Refugees from Ukraine arrive at Przemyśl Główny train station in Poland | Caritas Poland.
Before war broke out in Ukraine, Sisters María, María Jesús, and Antonia of the Missionaries of the Congregation of Saint Dominic were running an after-school program in Kyiv. The three were evacuated last week, and they told the Pontifical Mission Societies the story of their last hours before leaving Ukraine.
Sister Antonia Estrada, 85, founded 25 years ago the “Dim Ditey” or “children’s home,” a nursery and ecumenical centre for children where they offer after school activities. Thousands of Ukrainian children of diverse creeds were cared for at the centre over the years, until Russia launched its invasion Feb. 24.
“At 5:30, Nastia, my co-worker, calls me, telling me that they’re bombing next to her house,” said Sister María Mayo, 72, who had been serving in Ukraine for 10 years.
The nun explained that shortly afterwards her sisters from the community told her that the consul had just called, “warning that the situation has completely changed, that we can’t stay, that like it or not we have to leave.”
“And shortly afterwards, the ambassador (of Spain in Ukraine) called saying that the situation was urgent. That in half an hour we had to be at the embassy,” she related.
Sister Antonia then went to hastily pack up the chapel: “There I found that we had many consecrated Hosts. And I say to myself ‘My God! What should I do? We can’t consume all this. What shall I do with you? Well, you’re coming, let’s go and I’ll take you with us.”
So she decided to wrap the sacred Hosts very carefully and take them with them: “Jesus accompanied us sacramentally all the way.”
The sisters called their flight an “exodus.”
They arrived at the Spanish embassy in Kyiv, where there was a lot of confusion, because although there were 137 registered Spaniards, later 309 showed up. “The embassy has made every effort to take the registered and non-registered,” the nun said, adding that “their work was impeccable.”
“I’m here (in Spain) and I don’t want to be here.
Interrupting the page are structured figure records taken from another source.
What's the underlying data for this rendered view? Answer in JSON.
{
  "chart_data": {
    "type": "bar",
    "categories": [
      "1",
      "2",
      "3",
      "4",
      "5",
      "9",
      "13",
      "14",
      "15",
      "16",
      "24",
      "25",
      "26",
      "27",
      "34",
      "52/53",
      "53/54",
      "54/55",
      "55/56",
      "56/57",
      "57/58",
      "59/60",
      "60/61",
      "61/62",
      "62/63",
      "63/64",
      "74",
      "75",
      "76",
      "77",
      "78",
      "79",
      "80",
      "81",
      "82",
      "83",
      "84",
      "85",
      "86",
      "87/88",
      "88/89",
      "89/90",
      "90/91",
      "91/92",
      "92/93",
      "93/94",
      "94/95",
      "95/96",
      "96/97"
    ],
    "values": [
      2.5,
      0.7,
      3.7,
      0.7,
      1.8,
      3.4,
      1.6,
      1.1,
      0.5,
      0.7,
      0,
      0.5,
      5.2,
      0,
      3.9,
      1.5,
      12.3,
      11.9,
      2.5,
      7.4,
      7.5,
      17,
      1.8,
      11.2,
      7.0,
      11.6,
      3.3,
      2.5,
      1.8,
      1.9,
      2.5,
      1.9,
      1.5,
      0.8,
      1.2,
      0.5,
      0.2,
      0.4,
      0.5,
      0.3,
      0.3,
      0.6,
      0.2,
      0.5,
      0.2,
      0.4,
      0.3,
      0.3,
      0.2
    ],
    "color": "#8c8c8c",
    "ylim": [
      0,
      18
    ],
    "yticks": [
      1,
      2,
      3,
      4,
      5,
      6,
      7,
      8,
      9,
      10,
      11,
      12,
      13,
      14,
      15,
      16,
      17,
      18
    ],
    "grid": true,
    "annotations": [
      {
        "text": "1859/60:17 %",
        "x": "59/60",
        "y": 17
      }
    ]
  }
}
I want to be in Kyiv, but I can’t,” Sister Maria said.
“The embassy had been telling us for a long time that we had to leave, but we always resisted because we have never left the mission anywhere,” Sister Maria said since the three nuns serving in Kyiv had been together in the Democratic Republic of the Congo, where they provided shelter at the mission for foreigners in the area and coordinated an evacuation with the Grupo Especial de Operaciones, Spain’s police tactical unit while deciding to stay.
The sisters said they would return “right now” to Ukraine, but that they want to be where they are “most useful” and can “help out best.” “They took us out because we’re old, and we don’t want to be a hindrance (in a country at war),” she said.
During their evacuation “we left (the mission) and the sirens sounded to go to the shelters. We went looking for roads, secondary roads, even dirt roads. Many times we had to move aside on the shoulders so that ambulances with the wounded, trucks with soldiers, with war materiel, could pass…”
Along the way they also found a lot of solidarity. In the parks, the townspeople had put large pots of water on the fire so whoever passed by could drink something hot and also have something to eat.
“There are gestures of goodwill from ordinary people that we are all together, and there you saw that we are children of God on the way, without knowing about wars, seeking peace,” Sister Maria said.
It pained the nun to see as they were leaving for Poland that “women with their children in their arms, our children from Kyiv, were left behind. And we were saying the Anima Christi because God came with us. And God is with us.”
“My heart broke to see that I could leave and see all the people who were there waiting,” Antonia related.